Bandits are the simplest problem without any state. You just execute actions with a horizon of 1. How do you get to the best action in the fastest amount of time?

Greedy Algorithm: pick the best estimate. Can have linear regret.

Epsilon greedy: greedy but you also try stuff randomly with $\epsilon$ probability. Annealed epsilon greedy can be sublinear.

UCB: add a number to your estimate that gives you a certain guarantee that the true value is below this bound with probability $1-\delta$ . Provably sublinear

Thompson sampling: keep a distribution of possible models for the bandits, sample one at every time step, and then use that model to find the arm to pull. Sublinear

MDPs

MBIE-EB: Add a bonus to the reward that corresponds to the frequency of exploration. You may use a pseudocount due to the curse of dimensionality.
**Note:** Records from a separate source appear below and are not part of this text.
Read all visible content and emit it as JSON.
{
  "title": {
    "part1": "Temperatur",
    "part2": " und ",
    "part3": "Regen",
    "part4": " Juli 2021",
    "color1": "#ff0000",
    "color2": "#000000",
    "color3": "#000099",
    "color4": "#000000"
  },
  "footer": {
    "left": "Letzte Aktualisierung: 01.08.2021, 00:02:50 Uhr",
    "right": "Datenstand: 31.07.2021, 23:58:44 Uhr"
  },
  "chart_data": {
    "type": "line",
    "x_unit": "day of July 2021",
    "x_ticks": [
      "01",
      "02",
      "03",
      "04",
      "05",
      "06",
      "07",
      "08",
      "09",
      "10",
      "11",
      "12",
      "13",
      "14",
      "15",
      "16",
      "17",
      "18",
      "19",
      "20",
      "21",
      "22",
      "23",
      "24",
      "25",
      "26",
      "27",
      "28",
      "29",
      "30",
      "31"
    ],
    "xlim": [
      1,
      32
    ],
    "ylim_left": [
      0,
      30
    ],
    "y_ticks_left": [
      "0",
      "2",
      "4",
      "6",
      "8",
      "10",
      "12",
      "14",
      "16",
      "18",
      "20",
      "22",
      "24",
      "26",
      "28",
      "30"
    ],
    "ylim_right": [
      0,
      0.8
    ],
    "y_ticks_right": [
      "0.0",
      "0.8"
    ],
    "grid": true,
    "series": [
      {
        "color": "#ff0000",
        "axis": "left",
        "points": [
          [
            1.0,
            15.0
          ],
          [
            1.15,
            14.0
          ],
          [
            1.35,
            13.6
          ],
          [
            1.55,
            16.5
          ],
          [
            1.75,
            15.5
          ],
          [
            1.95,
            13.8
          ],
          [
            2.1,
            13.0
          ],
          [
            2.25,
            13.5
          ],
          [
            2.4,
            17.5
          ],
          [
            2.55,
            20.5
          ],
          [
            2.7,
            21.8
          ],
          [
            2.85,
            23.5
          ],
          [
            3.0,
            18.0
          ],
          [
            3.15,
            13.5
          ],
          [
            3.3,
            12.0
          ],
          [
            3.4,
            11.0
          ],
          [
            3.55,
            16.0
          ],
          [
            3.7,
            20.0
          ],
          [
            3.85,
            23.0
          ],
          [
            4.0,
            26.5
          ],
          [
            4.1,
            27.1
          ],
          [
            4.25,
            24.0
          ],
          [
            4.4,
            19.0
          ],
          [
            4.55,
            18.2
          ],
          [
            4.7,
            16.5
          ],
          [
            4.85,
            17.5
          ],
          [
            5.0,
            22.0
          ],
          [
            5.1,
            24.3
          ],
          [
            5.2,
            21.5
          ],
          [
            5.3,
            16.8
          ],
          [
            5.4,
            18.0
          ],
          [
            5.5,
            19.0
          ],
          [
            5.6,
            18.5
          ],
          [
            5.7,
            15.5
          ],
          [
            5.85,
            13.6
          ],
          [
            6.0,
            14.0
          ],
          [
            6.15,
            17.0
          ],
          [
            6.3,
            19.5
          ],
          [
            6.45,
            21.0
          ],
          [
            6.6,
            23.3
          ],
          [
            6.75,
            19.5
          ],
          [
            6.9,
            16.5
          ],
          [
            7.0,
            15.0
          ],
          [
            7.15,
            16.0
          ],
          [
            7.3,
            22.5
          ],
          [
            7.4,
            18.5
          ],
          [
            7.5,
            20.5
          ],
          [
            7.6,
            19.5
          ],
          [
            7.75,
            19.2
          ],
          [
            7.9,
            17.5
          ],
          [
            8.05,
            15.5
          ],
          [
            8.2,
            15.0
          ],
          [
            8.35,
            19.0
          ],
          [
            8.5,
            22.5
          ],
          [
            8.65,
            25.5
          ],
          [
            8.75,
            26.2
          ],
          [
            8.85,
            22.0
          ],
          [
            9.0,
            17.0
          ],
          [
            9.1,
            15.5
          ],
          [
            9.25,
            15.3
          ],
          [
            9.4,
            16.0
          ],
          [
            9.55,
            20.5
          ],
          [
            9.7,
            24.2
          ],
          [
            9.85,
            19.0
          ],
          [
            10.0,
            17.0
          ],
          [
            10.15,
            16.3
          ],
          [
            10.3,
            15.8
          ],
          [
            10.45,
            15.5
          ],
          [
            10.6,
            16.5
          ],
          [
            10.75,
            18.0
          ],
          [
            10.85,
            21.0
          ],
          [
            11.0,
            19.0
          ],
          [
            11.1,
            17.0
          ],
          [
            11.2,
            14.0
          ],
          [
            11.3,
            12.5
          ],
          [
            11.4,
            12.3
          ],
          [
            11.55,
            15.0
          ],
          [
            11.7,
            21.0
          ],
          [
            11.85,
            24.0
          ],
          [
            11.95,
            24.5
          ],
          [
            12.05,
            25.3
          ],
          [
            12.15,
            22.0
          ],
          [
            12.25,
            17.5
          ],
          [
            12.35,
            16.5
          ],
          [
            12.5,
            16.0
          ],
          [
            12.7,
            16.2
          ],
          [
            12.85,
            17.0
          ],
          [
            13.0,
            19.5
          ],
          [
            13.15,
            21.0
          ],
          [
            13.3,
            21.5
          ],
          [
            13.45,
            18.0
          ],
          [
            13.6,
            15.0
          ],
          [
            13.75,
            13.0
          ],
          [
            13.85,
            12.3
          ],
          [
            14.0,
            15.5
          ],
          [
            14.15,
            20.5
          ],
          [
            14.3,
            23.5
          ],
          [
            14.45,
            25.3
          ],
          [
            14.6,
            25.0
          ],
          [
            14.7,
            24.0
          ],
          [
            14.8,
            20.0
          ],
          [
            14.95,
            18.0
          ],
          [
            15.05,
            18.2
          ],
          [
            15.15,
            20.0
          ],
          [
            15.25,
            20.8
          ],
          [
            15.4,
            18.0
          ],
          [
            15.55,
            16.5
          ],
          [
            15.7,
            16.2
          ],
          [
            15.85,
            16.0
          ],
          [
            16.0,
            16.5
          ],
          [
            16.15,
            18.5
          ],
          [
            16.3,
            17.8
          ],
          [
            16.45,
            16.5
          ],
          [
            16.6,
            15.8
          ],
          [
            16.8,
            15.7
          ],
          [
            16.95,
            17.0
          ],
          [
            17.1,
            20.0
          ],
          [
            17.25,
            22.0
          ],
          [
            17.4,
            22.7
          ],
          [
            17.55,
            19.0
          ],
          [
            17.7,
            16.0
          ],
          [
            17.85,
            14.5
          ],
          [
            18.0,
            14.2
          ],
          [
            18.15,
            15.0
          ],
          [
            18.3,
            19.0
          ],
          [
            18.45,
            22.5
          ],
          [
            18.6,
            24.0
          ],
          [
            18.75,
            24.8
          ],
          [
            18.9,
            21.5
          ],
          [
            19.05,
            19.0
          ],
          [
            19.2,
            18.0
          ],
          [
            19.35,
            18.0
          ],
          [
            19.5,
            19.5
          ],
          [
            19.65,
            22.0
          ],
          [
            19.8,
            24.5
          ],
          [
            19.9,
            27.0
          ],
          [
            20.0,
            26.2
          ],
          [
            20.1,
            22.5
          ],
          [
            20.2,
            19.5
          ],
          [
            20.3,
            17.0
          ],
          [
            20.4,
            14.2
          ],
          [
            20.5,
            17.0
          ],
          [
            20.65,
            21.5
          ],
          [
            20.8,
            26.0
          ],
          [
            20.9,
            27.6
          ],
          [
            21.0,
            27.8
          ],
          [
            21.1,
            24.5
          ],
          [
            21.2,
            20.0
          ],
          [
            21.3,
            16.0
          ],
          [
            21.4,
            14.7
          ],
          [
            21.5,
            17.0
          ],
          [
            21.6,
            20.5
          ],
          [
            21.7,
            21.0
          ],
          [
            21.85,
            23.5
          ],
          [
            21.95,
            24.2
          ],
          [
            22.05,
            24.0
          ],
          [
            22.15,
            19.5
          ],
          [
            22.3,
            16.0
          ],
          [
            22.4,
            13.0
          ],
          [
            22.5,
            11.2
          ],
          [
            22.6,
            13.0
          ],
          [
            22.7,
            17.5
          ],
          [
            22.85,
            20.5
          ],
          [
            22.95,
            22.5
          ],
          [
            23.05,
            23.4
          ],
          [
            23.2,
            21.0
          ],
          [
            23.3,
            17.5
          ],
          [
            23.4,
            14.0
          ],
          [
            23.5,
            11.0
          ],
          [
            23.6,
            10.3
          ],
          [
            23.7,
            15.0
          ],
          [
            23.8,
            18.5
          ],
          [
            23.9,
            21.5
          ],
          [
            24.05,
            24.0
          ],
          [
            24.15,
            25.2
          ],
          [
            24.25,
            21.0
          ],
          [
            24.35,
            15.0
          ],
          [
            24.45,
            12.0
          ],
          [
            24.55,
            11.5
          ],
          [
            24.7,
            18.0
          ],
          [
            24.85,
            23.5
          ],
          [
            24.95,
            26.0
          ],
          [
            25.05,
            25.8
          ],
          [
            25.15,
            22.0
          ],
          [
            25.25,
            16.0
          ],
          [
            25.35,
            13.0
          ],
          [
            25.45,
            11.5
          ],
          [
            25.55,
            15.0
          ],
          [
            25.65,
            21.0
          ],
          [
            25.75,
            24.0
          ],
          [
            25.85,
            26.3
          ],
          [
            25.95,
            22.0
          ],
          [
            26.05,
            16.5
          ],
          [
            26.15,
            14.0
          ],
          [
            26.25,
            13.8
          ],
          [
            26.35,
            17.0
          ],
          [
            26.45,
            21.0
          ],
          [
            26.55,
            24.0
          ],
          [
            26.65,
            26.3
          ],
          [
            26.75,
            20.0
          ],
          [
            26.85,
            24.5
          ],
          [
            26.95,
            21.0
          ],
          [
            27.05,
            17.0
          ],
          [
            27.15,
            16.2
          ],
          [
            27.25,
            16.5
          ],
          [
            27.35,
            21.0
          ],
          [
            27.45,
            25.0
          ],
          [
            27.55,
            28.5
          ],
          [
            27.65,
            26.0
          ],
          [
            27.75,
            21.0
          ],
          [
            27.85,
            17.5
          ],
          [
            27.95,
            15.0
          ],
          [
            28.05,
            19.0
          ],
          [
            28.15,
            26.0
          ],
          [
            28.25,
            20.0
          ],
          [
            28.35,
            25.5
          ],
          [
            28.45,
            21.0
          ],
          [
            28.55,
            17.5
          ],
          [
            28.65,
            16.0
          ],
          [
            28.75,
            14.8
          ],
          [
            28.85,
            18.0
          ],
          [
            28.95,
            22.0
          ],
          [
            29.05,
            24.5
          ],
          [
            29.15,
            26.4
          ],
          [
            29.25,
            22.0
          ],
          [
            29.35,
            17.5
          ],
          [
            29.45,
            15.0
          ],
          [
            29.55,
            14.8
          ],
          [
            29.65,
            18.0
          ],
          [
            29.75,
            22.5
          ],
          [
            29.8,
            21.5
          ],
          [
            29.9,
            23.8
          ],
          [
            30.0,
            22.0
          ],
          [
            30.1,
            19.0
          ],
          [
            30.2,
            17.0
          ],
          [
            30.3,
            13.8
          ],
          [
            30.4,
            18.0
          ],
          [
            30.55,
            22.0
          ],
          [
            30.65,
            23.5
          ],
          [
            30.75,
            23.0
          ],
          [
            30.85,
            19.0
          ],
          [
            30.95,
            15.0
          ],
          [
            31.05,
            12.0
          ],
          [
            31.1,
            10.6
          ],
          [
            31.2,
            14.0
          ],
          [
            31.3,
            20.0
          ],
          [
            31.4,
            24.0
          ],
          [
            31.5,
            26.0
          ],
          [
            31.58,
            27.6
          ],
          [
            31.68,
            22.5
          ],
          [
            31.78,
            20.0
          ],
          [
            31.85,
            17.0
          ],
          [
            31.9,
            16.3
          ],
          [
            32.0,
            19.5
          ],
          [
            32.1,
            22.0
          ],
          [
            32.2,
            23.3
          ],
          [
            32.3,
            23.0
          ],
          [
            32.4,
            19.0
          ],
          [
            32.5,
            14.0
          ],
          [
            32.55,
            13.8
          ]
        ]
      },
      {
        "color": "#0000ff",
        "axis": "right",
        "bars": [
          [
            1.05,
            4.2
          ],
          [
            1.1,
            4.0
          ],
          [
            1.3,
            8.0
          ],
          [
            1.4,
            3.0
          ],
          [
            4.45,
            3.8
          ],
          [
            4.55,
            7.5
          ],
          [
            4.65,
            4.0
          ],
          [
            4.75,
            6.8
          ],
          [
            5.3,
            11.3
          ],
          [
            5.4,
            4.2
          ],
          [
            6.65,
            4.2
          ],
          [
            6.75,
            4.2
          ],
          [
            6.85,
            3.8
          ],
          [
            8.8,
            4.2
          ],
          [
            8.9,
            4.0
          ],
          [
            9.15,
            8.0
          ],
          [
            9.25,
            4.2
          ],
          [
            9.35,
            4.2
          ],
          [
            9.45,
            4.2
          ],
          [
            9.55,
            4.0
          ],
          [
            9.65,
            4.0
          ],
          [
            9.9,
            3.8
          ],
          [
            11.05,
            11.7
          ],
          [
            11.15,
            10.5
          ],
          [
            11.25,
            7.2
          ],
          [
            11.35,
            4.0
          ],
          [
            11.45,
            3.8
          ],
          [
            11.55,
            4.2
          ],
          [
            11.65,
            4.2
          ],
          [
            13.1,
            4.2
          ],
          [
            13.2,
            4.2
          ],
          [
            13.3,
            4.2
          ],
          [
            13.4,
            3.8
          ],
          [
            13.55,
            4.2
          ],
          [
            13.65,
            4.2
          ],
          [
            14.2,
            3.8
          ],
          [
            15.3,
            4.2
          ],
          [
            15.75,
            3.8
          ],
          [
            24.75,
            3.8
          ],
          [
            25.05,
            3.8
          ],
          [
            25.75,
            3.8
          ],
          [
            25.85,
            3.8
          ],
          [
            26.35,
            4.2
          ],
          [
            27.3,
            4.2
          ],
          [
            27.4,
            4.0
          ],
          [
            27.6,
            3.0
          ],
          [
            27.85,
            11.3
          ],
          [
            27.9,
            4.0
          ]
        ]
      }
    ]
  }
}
Thompson Sampling sample an MDP every step, and create a value function based on it. or, you can sample a Q function directly.

Offline Learning

Here, we are trying to make a meaningful policy using data that is already collected

Behavior cloning: regress to actions in the dataset. This only works if the data is optimal. May not recover from mistakes, and does not do better than behavior policy.

Linear Feature Reward Inverse RL: You’re trying to learn a reward function given the data. You essentially create the most entropic policy given a reward parameterization, and you’re trying to parameterize a reward whose entropic policy yields the highest likelihood of the observed trajectories.

Fitted Q Iteration: Similar idea to SARSA, and we’re trying to get the value of a policy by using the data collected from a different behavior policy. Or, you can use a Q learning approach directly and try to get $Q^*$ from the data.